The media gave the announcement extensive coverage, as it should, but behind the hoopla is the nagging question: what did Moore add to the similar promise made by Prime Minister Harper a year ago? And will the money actually come our way?
Moore was more precise than the prime minister. First, there is now an upper dollar limit to the federal taxpayers’ contribution. It now stands at $253 million, with local taxpayers responsible for any cost overruns.
Second, it is clear that this contribution to the capital costs of wastewater treatment will be counted as part of the federal expenditures in British Columbia on infrastructure.
In other words, the amount of the contribution will be counted against any federal money that otherwise would come to this province for rapid transit, new bridges, convention facilities and other major capital works.
This is not additional money.
If British Columbia gets this $253 million, the province will get $253 million less for other infrastructure projects.
But while adding precision, Moore laid down conditions. Specifically he made it clear that the project would have to be approved by the federal Treasury Board, and that it would be subject to federal environmental assessments.
These conditions seem reasonable enough, but their effect may yet be road blocks to a federal financial contribution.
Consider the requirement for Treasury Board approval. The role of Treasury Board is to ensure “efficiency, effectiveness, and ongoing value for money.” Treasury Board approval will require a detailed cost/benefit analysis of the project, a detailed examination of the disadvantages and advantages of the project and an evaluation of alternative ways of achieving the objectives by some other means – including the existing natural system that is in place today.
If Treasury Board does its usual thorough job, the CRD plan is unlikely to pass the test.
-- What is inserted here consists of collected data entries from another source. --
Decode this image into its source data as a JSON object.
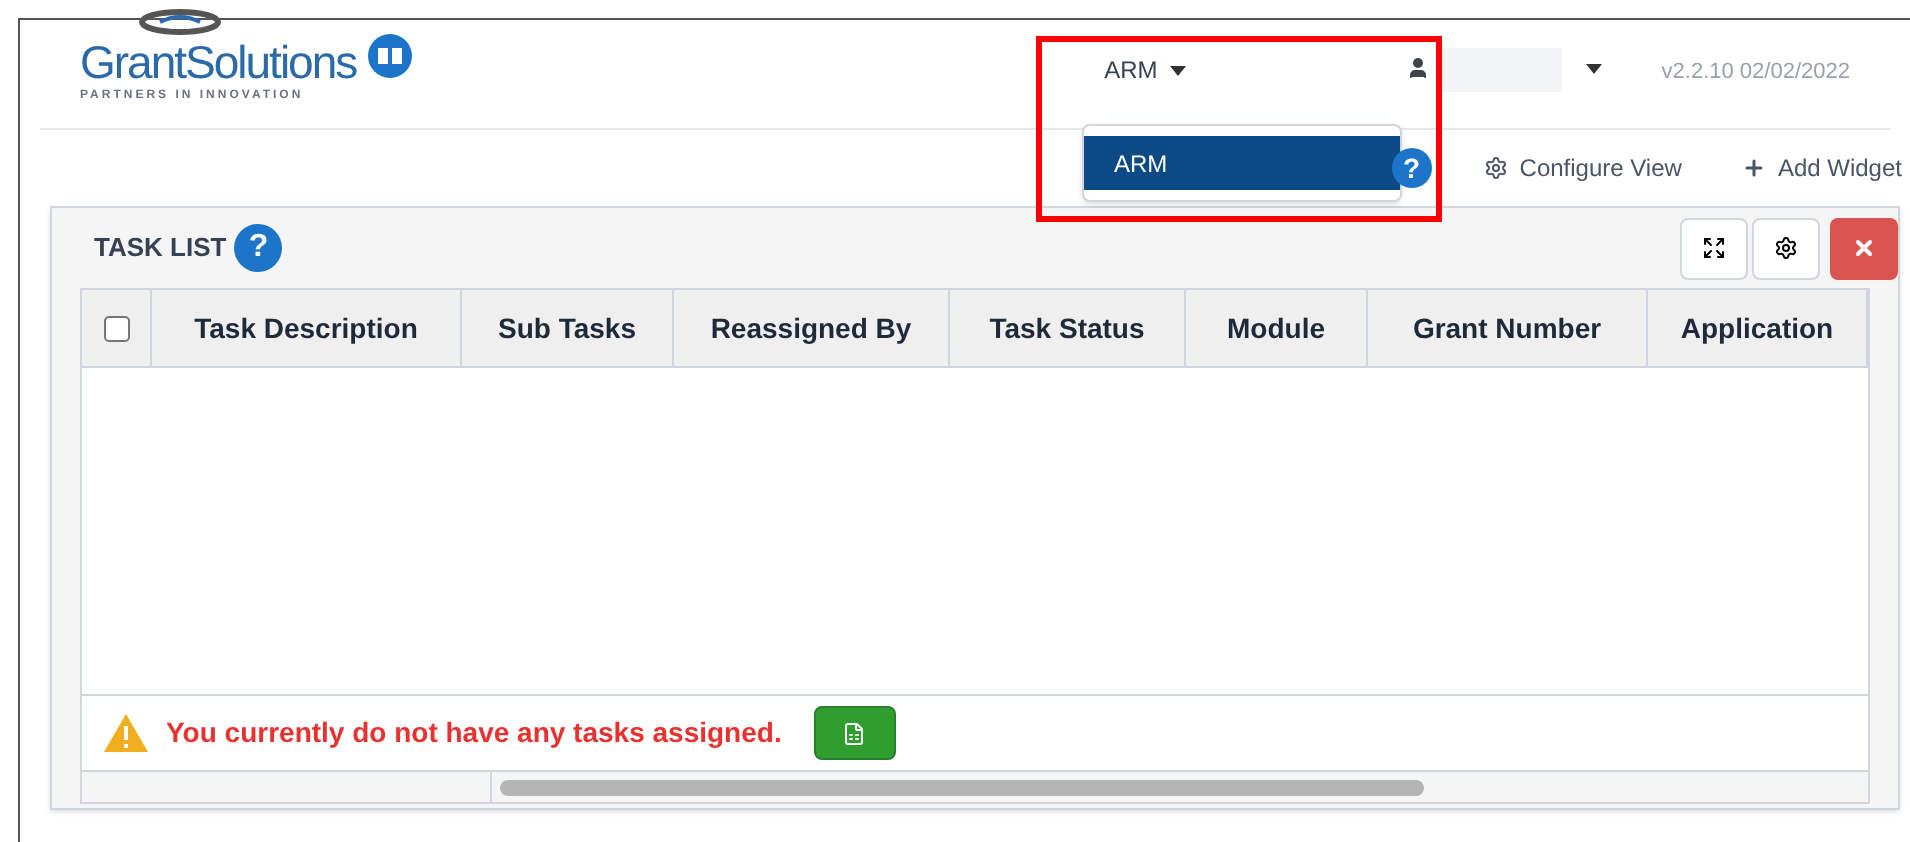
{
  "header": {
    "logo": {
      "name": "GrantSolutions",
      "tagline": "PARTNERS IN INNOVATION"
    },
    "module_menu": {
      "label": "ARM",
      "expanded": true,
      "items": [
        {
          "label": "ARM",
          "selected": true
        }
      ]
    },
    "version": "v2.2.10 02/02/2022"
  },
  "toolbar": {
    "help": "?",
    "actions": [
      {
        "kind": "gear",
        "label": "Configure View"
      },
      {
        "kind": "plus",
        "label": "Add Widget"
      }
    ]
  },
  "widget": {
    "title": "TASK LIST",
    "help": "?",
    "columns": [
      {
        "label": "Task Description"
      },
      {
        "label": "Sub Tasks"
      },
      {
        "label": "Reassigned By"
      },
      {
        "label": "Task Status"
      },
      {
        "label": "Module"
      },
      {
        "label": "Grant Number"
      },
      {
        "label": "Application"
      }
    ],
    "select_all": {
      "checked": false
    },
    "message": "You currently do not have any tasks assigned."
  }
}
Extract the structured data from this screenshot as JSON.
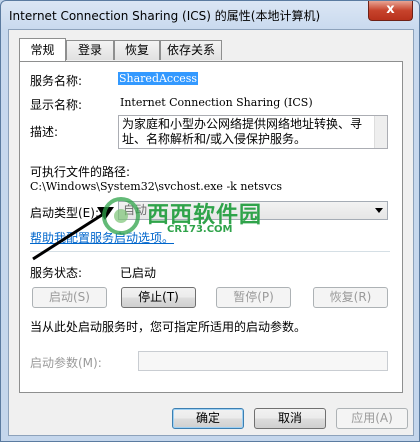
{
  "window": {
    "title": "Internet Connection Sharing (ICS) 的属性(本地计算机)",
    "close_label": "x"
  },
  "tabs": [
    {
      "label": "常规",
      "active": true
    },
    {
      "label": "登录",
      "active": false
    },
    {
      "label": "恢复",
      "active": false
    },
    {
      "label": "依存关系",
      "active": false
    }
  ],
  "general": {
    "service_name_label": "服务名称:",
    "service_name_value": "SharedAccess",
    "display_name_label": "显示名称:",
    "display_name_value": "Internet Connection Sharing (ICS)",
    "description_label": "描述:",
    "description_value": "为家庭和小型办公网络提供网络地址转换、寻址、名称解析和/或入侵保护服务。",
    "exe_path_label": "可执行文件的路径:",
    "exe_path_value": "C:\\Windows\\System32\\svchost.exe -k netsvcs",
    "startup_type_label": "启动类型(E):",
    "startup_type_value": "自动",
    "help_link": "帮助我配置服务启动选项。",
    "status_label": "服务状态:",
    "status_value": "已启动",
    "start_button": "启动(S)",
    "stop_button": "停止(T)",
    "pause_button": "暂停(P)",
    "resume_button": "恢复(R)",
    "hint_text": "当从此处启动服务时，您可指定所适用的启动参数。",
    "start_params_label": "启动参数(M):",
    "start_params_value": ""
  },
  "footer": {
    "ok_button": "确定",
    "cancel_button": "取消",
    "apply_button": "应用(A)"
  },
  "watermark": {
    "logo_text": "西西软件园",
    "url_text": "CR173.COM"
  },
  "colors": {
    "selection": "#3399ff",
    "link": "#0066cc",
    "watermark": "#2fa34a"
  }
}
No detailed cost/benefit analysis for example, has yet been done. If Treasury Board experts do one, the results are unlikely to favour what the CRD is proposing.
The second off-ramp that could derail the federal financial contribution is the federal environmental assessment. The CRD has declared that the current system is detrimental to our local waters and the proposed system will improve the quality of the local marine environment. But the claim is just that, a claim. It has not been supported by independent studies, the majority of which say exactly the opposite.
Further, it is contradicted by 10 University of Victoria experts in the fields of oceanography, marine biology and engineering, who took the unusual step of signing a letter pointing out that on balance, there are no net environmental benefits from the proposal.
Equally damaging to the CRD case is that six current and former public health officers for the area have publicly pointed out that in their expert judgment, there are, on balance, no net health benefits from the proposal.
In fact, since details of the plan have been put forward, it has become clear that the greenhouse gas impact of the proposal is substantial, and other environmental and even health impacts are more significant than anticipated. Once again, on environmental and health grounds, the current system appears to be substantially superior to what is being proposed, a fact that a serious federal environmental impact assessment will almost certainly demonstrate.
Of course, the federal cabinet could change the rules yet again, and provide the money regardless of environmental impact or of a cost/benefit analysis. But don’t count on it.
At present, the federal contribution to the CRD’s proposed on-land wastewater treatment system appears a long way from being in the bank.
Former Victoria MP David Anderson served for 10 years in the federal cabinet of Jean Chrétien, when he was a member of Treasury Board and the minister responsible for the Environmental Assessment Agency. He was also the minister responsible for the Infrastructure Program in British Columbia.